Well I don’t know what a RIF is but *I do know* that a solid, old fasioned business model combined with truly, innovative software, made an automated broadcast system that does entirely do complete job functions. Is it helpful? I believe so. But it was necessary to enable a trembling industry to perform much better in not just the digital age but also the data age. Nobody else was doing anything of lasting value for radio.
Had to lookup “bollix”: “to cause something to fail or go wrong.” Although I would add, “slow down”, it describes “the analog transformation” as far as the people are concerned.

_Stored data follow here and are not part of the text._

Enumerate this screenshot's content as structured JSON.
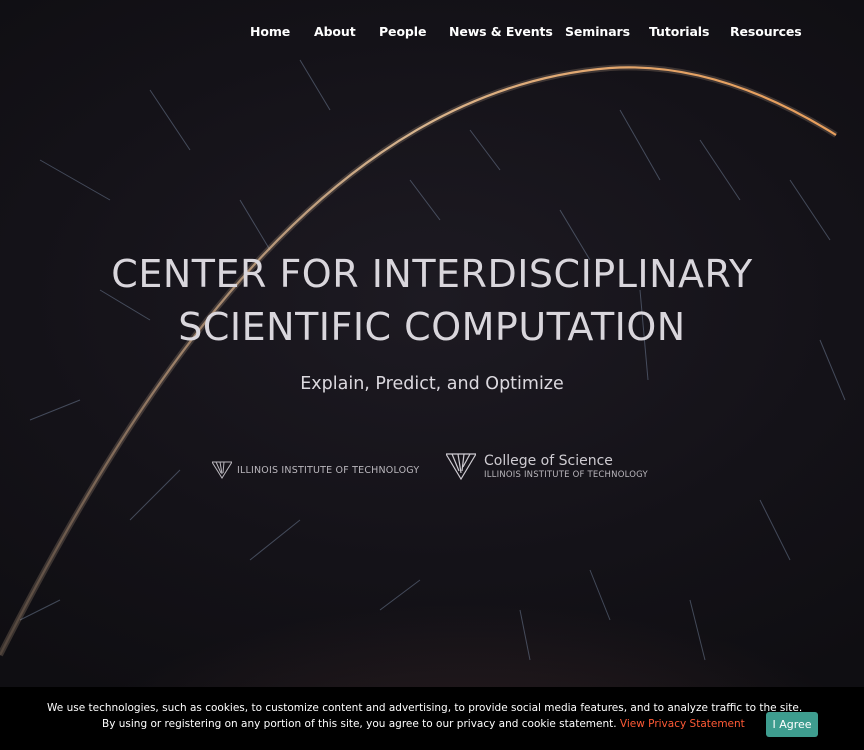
{
  "nav": {
    "items": [
      {
        "label": "Home"
      },
      {
        "label": "About"
      },
      {
        "label": "People"
      },
      {
        "label": "News & Events"
      },
      {
        "label": "Seminars"
      },
      {
        "label": "Tutorials"
      },
      {
        "label": "Resources"
      }
    ]
  },
  "hero": {
    "title_line1": "CENTER FOR INTERDISCIPLINARY",
    "title_line2": "SCIENTIFIC COMPUTATION",
    "tagline": "Explain, Predict, and Optimize"
  },
  "logos": {
    "iit": {
      "text": "ILLINOIS INSTITUTE OF TECHNOLOGY",
      "icon": "iit-emblem-icon"
    },
    "college": {
      "title": "College of Science",
      "subtitle": "ILLINOIS INSTITUTE OF TECHNOLOGY",
      "icon": "iit-emblem-icon"
    }
  },
  "cookie": {
    "line1": "We use technologies, such as cookies, to customize content and advertising, to provide social media features, and to analyze traffic to the site.",
    "line2": "By using or registering on any portion of this site, you agree to our privacy and cookie statement. ",
    "link_label": "View Privacy Statement",
    "agree_label": "I Agree"
  },
  "colors": {
    "accent_button": "#3e9d8f",
    "link": "#ff5a36",
    "background": "#16141a"
  }
}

Few really know how long our little team has been at this bootstrapping a company. It takes some tough MoFos to keep hacking away at success for decades. We’ve got several clients with up to 5+ year closing cycle. But all agree that they should’ve started sooner. And not one client we have has ever fully quit the service.
Lastly. “By paying attention to what’s just over the horizon, my hope is that in our collective, imperfect, democratic way, we can figure out how to use new technologies, rather than being used by them.”
Well, hallelujah!! But I continue to NOT hold my breath 😆
ln closing: From an old jock’s POV, I’ll be very interested in what AI tools the studio/production for on-air may come down the pike. I miss having fun.
Frank says
This reminds me of a quote I heard in a training about how to use AI: “AI won’t replace humans, humans who know how to use AI will replace those who don’t.”